Время дежурства истекало.
— А ведь мы предотвратили скандал! — гордо сказала девчушка из формовочного. — Если бы мы не довели Уголькова, он бы вовсе напился где-нибудь. И скандал…
— Ничего мы не предотвратили, — внезапно перебил ее Дударай. Девчушка сразу замолчала.
Город спал, когда мы, пройдясь напоследок по центральной улице, разошлись каждый в свою улочку.
Небо густо усеяли звезды. Зябко и вяло пахло мокнущими в реке талами, горячо и резко — степной полынью и молочаем.
Я осторожно открыл калитку и вошел во двор. Расплывчато белел возле забора дедушкин камень.
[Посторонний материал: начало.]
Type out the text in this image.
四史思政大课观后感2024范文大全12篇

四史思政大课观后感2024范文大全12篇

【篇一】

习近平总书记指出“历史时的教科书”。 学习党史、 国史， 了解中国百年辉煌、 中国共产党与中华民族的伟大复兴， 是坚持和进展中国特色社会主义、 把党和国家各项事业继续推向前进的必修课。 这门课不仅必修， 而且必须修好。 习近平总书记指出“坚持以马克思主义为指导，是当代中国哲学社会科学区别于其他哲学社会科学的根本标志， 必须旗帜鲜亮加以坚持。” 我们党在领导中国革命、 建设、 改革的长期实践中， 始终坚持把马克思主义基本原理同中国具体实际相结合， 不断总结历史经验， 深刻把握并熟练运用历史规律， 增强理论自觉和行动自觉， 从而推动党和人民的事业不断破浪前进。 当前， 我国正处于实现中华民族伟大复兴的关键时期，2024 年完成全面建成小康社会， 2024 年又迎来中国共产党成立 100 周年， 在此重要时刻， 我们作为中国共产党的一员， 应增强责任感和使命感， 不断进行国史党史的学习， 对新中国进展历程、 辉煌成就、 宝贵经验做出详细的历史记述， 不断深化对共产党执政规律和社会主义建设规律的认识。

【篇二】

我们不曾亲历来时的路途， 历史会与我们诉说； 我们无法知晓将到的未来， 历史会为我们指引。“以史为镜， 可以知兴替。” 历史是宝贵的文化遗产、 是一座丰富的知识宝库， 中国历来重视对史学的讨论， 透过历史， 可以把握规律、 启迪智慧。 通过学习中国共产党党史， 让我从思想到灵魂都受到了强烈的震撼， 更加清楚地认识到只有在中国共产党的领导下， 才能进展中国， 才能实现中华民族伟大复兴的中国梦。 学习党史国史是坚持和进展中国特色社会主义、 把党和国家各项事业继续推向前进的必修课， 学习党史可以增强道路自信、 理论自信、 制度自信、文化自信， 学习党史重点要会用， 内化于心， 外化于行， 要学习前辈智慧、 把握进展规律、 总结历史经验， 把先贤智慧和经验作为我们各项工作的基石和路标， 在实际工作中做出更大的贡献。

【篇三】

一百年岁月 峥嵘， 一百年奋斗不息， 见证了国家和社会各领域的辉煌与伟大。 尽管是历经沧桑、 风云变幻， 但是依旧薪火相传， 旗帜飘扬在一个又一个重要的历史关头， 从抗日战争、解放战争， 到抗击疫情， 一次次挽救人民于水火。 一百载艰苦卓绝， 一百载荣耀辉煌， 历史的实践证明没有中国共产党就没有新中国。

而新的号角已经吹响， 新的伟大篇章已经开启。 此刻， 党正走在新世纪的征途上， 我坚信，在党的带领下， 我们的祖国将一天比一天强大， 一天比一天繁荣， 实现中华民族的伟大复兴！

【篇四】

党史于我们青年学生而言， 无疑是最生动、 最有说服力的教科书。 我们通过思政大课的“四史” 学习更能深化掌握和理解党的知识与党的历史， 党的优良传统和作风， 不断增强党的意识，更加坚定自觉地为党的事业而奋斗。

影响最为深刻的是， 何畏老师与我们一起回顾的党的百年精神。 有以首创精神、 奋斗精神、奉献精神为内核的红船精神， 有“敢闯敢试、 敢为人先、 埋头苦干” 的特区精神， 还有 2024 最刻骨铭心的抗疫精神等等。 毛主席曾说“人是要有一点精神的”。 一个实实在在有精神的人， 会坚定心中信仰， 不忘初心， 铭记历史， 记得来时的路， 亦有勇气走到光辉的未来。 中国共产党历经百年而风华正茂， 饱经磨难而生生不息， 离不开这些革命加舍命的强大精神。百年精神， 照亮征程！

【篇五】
Я подошел к нему, потрогал, он был гладкий и теплый. Я сел, но не на камень, а рядом, на густую гусиную травку. Травка была еще не влажная, но прохладная.
Тут же я услышал голоса по ту сторону забора и оцепенел. Потом я почувствовал себя так, точно весь разваливаюсь, отдельно руки, ноги…
Я с трудом поднялся и, нисколько не беспокоясь о том, что меня могут услышать, шагнул к забору. Душным сырым запахом пахнуло из сада.
— …нет, не все! — сказала Дония.
— Нет, все, — сказал Гумер. — И я не верю, и мне никто не верит. Даже ты. Ну, хочешь… Перед тобой я виноват! А больше ни перед кем. Ни перед кем не хочу быть виноватым… Эх! — вздохнул он отчаянно.
За забором зашуршало, и Дония сказала:
— Пусти, больно.
— Умчать бы тебя в степь… от всех, от всего! Уедем, а?
— Не умчишь, — сказала Дония. — Если не захочу, не умчишь.
Я не понимал, шепотом они говорят или в полный голос. Я не понимал, как это после всего, что было между ними, они еще могут говорить.
— Уедем, а? Если бы ты знала, что я могу!
— Я знаю, — жалобно сказала Дония.
— Знаешь… а не веришь! Ты стала совсем другая. Все по-другому.
— Я верю, — сказала Дония. Она надолго замолчала, но так, что и я, и, наверно, Гумер знали, что она продолжит именно это начатое.
Она повторила:
— Я верю… Иди ко мне.
Я не понял, почему она сказала: «Иди ко мне». Что, разве они стояли далеко друг от друга?
Потом голос ее стал таким, словно Гумер мчал ее по степи и она задыхалась в ковылях…
Я отпрянул от забора и, сделав несколько широких прыжков, очутился в сенях.
В комнатке было душно, окна закрыты. Но я лежал не ворочаясь, не шевелясь. Окна стали светлеть. Гумера не было.
11Несколько дней стояла сухмень и было слышно, как далеко в степи ходили громы. А однажды и у нас хлынул дождь, а потом всю ночь гремело и, не переставая, горели молнии. И дождь лил, лил; казалось, река раздвинулась и катится уже возле окон.
Утром я шел на завод и встретил Донию.
Ветер пошатывал белую заволочь мелкого вялого дождя. Реку вспучило, и мутная, какая-то слепая, нездешняя вода была там, где мы загорали с Донией.
Я был в резиновых высоких сапогах и поднял Донию на руки. Когда я нес ее уже по мосткам, у меня заколотилось сердце от испуга, что не просила же она ее нести и могла рассердиться. Но она молчала и равнодушно держалась холодной рукой за мою шею.
На берегу я опустил ее.
— Ты на меня сердишься? — спросил я.
— За что?
— А твоя мама на всех нас сердится.
Дония не стала отвечать.
Вообще-то тетушка Гульниса хотя и таила, конечно, обиду, но уже заходила к нам. Разговор был о свадьбе. Меня удивило, что после всех проклятий нашему дому она все-таки пришла к нам. Но это, по-моему, в отместку мужу. Я слышал, как Шавкет-абы успокаивал жену: «Ну ладно, ладно. Решится как-нибудь. Там у них коллектив. Чего шуметь?» — «Коллектив! — возмущалась тетушка Гульниса. — Коллектив, что ли, породил твою дочь? Скоро себя самого бояться будешь!»